The NATO chief noted the “no-limits” partnership declared by Putin and Xi just two weeks before Russia invaded Ukraine and the increasingly frequent joint aerial and naval patrols conducted by Chinese and Russian forces in the Asia-Pacific. He also took aim at China’s position on the war in Ukraine, on which Beijing has remained officially neutral but has at times echoed Moscow’s criticisms of NATO’s post-Cold War expansion into Eastern Europe, viewed by the Kremlin as justification for the conflict.
“The reality is that China is supporting the Russian war effort by propping up the economy and also by spreading the Russian false narrative of what this war is about, this war of aggression against Ukraine,” Stoltenberg said. “So, what happens in Europe, that matters for Asia, what happens in Asia matters for Europe.”

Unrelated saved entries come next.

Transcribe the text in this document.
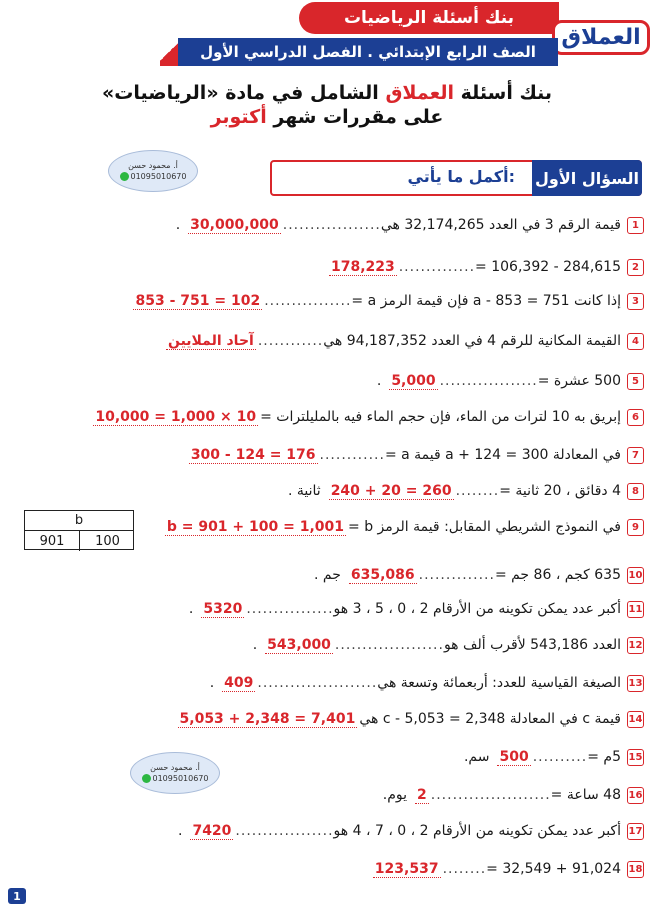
بنك أسئلة الرياضيات
العملاق
الصف الرابع الإبتدائي . الفصل الدراسي الأول
بنك أسئلة العملاق الشامل في مادة «الرياضيات»
على مقررات شهر أكتوبر
أ. محمود حسن
01095010670	السؤال الأول
أكمل ما يأتي:
b
901	100
1
قيمة الرقم 3 في العدد 32,174,265 هي
..................
30,000,000
.
2
284,615 - 106,392 =
..............
178,223
3
إذا كانت 751 = a - 853 فإن قيمة الرمز a =
................
853 - 751 = 102
4
القيمة المكانية للرقم 4 في العدد 94,187,352 هي
............
آحاد الملايين
5
500 عشرة =
..................
5,000
.
6
إبريق به 10 لترات من الماء، فإن حجم الماء فيه بالمليلترات =
10,000 = 1,000 × 10
7
في المعادلة 300 = a + 124 قيمة a =
............
300 - 124 = 176
8
4 دقائق ، 20 ثانية =
........
240 + 20 = 260
ثانية .
9
في النموذج الشريطي المقابل: قيمة الرمز b =
b = 901 + 100 = 1,001
10
635 كجم ، 86 جم =
..............
635,086
جم .
11
أكبر عدد يمكن تكوينه من الأرقام 2 ، 0 ، 5 ، 3 هو
................
5320
.
12
العدد 543,186 لأقرب ألف هو
....................
543,000
.
13
الصيغة القياسية للعدد: أربعمائة وتسعة هي
......................
409
.
14
قيمة c في المعادلة 2,348 = 5,053 - c هي
5,053 + 2,348 = 7,401
15
5م =
..........
500
سم.
16
48 ساعة =
......................
2
يوم.
17
أكبر عدد يمكن تكوينه من الأرقام 2 ، 0 ، 7 ، 4 هو
..................
7420
.
18
91,024 + 32,549 =
........
123,537
أ. محمود حسن
01095010670
1
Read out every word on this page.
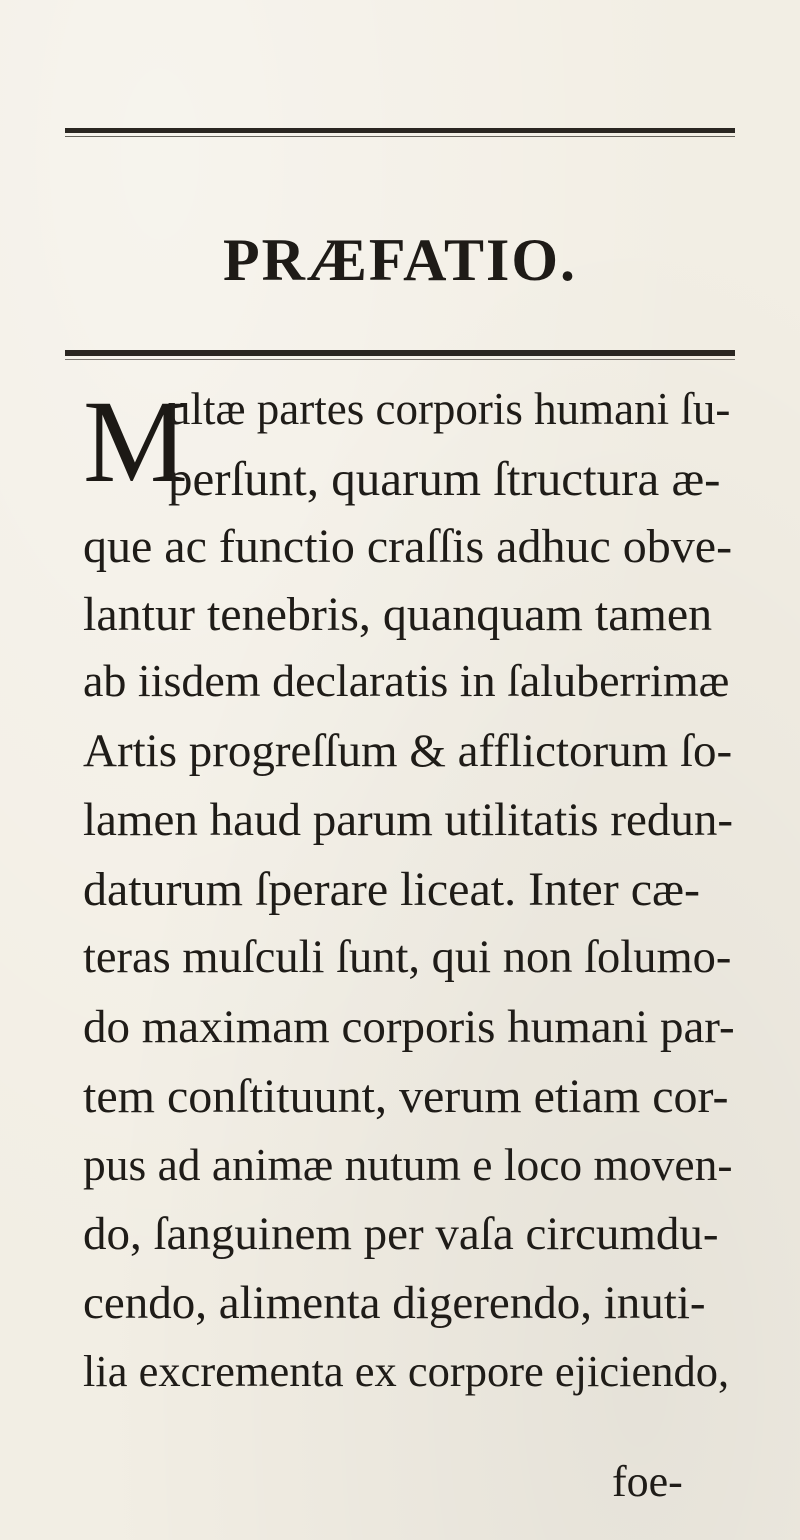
PRÆFATIO.
M
ultæ partes corporis humani ſu-
perſunt, quarum ſtructura æ-
que ac functio craſſis adhuc obve-
lantur tenebris, quanquam tamen
ab iisdem declaratis in ſaluberrimæ
Artis progreſſum & afflictorum ſo-
lamen haud parum utilitatis redun-
daturum ſperare liceat. Inter cæ-
teras muſculi ſunt, qui non ſolumo-
do maximam corporis humani par-
tem conſtituunt, verum etiam cor-
pus ad animæ nutum e loco moven-
do, ſanguinem per vaſa circumdu-
cendo, alimenta digerendo, inuti-
lia excrementa ex corpore ejiciendo,
foe-
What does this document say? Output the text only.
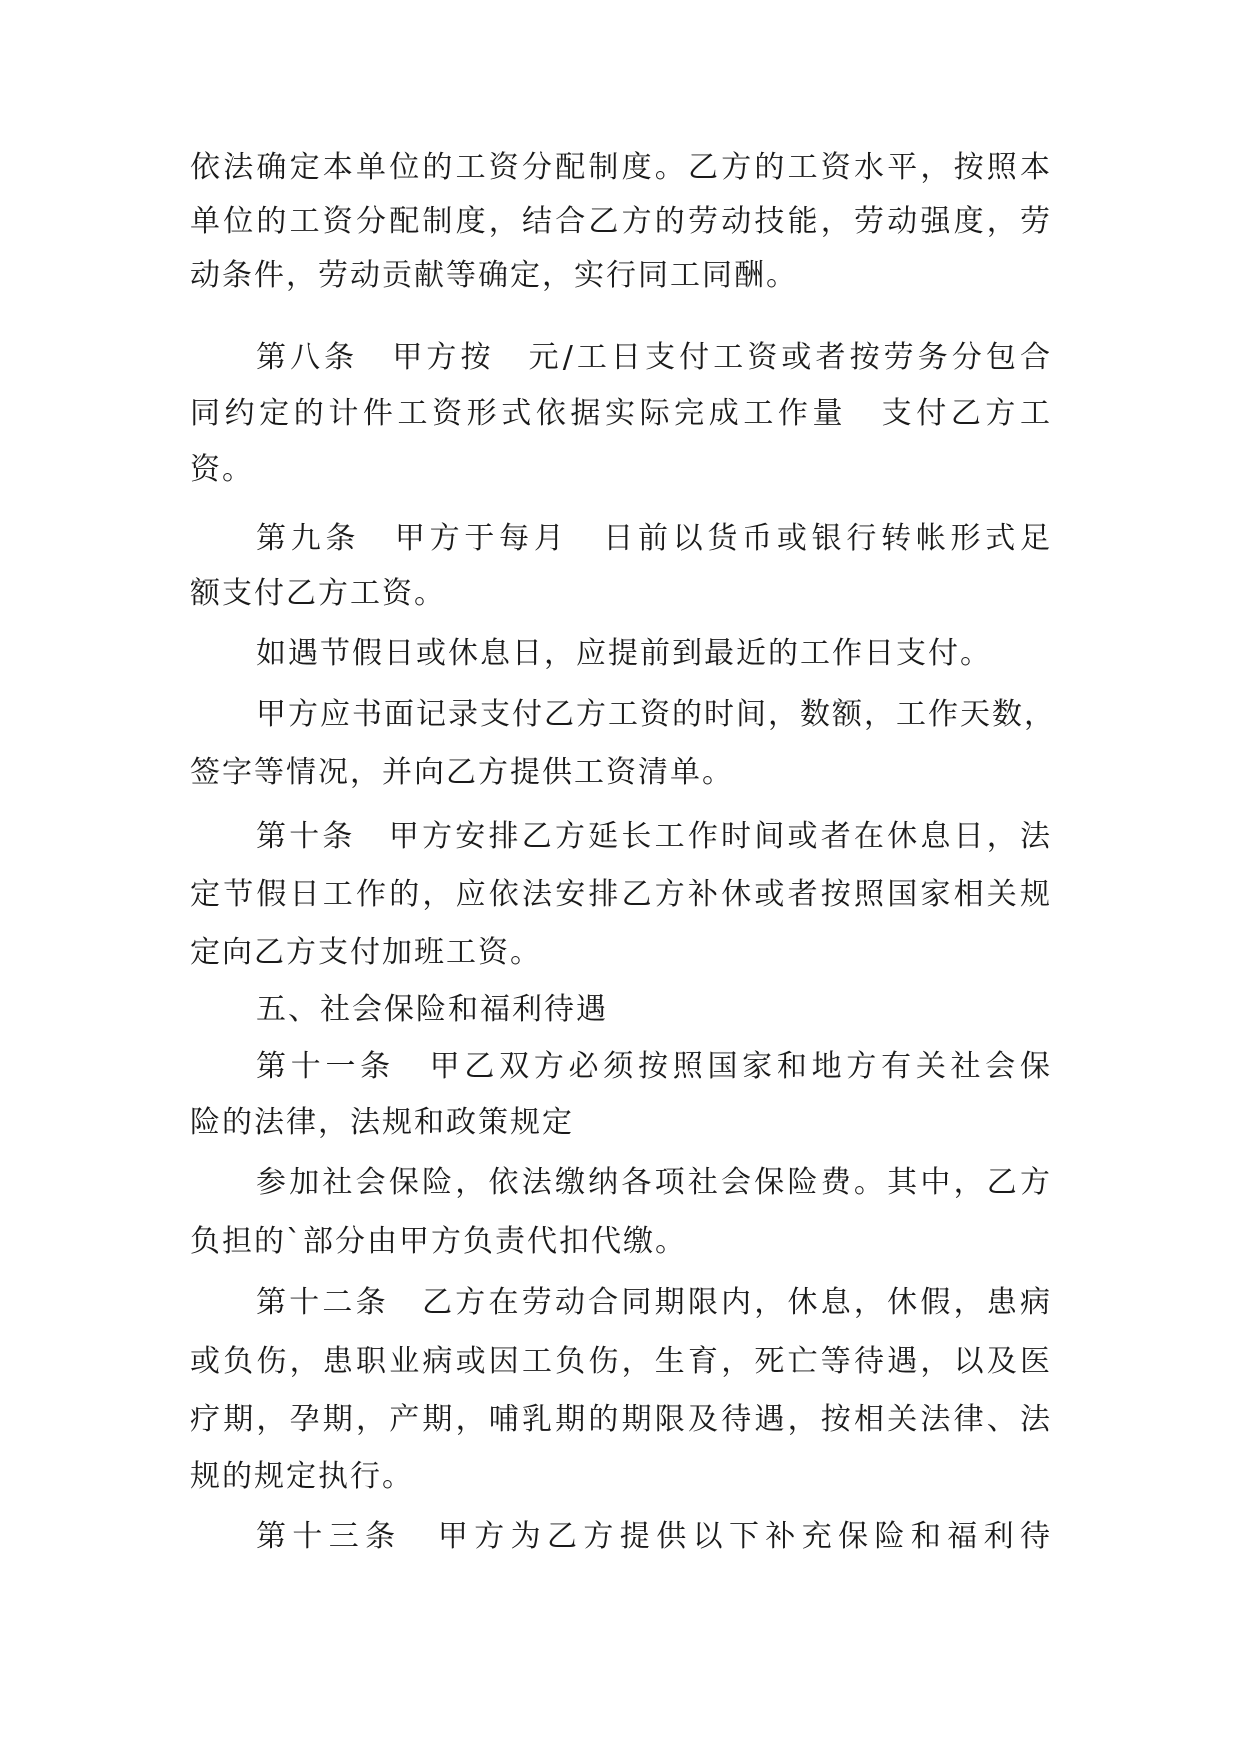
依法确定本单位的工资分配制度。乙方的工资水平，按照本
单位的工资分配制度，结合乙方的劳动技能，劳动强度，劳
动条件，劳动贡献等确定，实行同工同酬。
第八条　甲方按　元/工日支付工资或者按劳务分包合
同约定的计件工资形式依据实际完成工作量　支付乙方工
资。
第九条　甲方于每月　日前以货币或银行转帐形式足
额支付乙方工资。
如遇节假日或休息日，应提前到最近的工作日支付。
甲方应书面记录支付乙方工资的时间，数额，工作天数，
签字等情况，并向乙方提供工资清单。
第十条　甲方安排乙方延长工作时间或者在休息日，法
定节假日工作的，应依法安排乙方补休或者按照国家相关规
定向乙方支付加班工资。
五、社会保险和福利待遇
第十一条　甲乙双方必须按照国家和地方有关社会保
险的法律，法规和政策规定
参加社会保险，依法缴纳各项社会保险费。其中，乙方
负担的`部分由甲方负责代扣代缴。
第十二条　乙方在劳动合同期限内，休息，休假，患病
或负伤，患职业病或因工负伤，生育，死亡等待遇，以及医
疗期，孕期，产期，哺乳期的期限及待遇，按相关法律、法
规的规定执行。
第十三条　甲方为乙方提供以下补充保险和福利待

“And that’s one reason why countries like South Korea and Japan are extremely concerned about the war in Ukraine,” he added, “because they know that if President Putin wins, it lowers the threshold for President Xi to use force.”
Newsweek has reached out to the Chinese Embassy to the United States and to Stoltenberg via the Council on Foreign Relations for comment.
Earlier this month, China’s ambassador to Canada, Cong Peiwu, criticized NATO’s decision to include language critical of China in its latest communique as well as the alliance’s overtures in the Asia-Pacific region.
“NATO not only attacked and defamed China in their Communiqué, but the Alliance members also constantly reached beyond their geographical scope as laid down in its treaty to accelerate NATO’s eastward expansion into the Asia-Pacific region,” Cong wrote in a September 11 op-ed published in Canada’s Esprit de Corps magazine. “After stirring up turmoil in Europe, NATO is now attempting to disrupt the Asia-Pacific region and the entire globe.”
Cong added that “at the behest of the U.S., NATO is attempting to start a New Cold War in the Asia-Pacific region.”
This is a developing news story. More information will be added as it becomes available.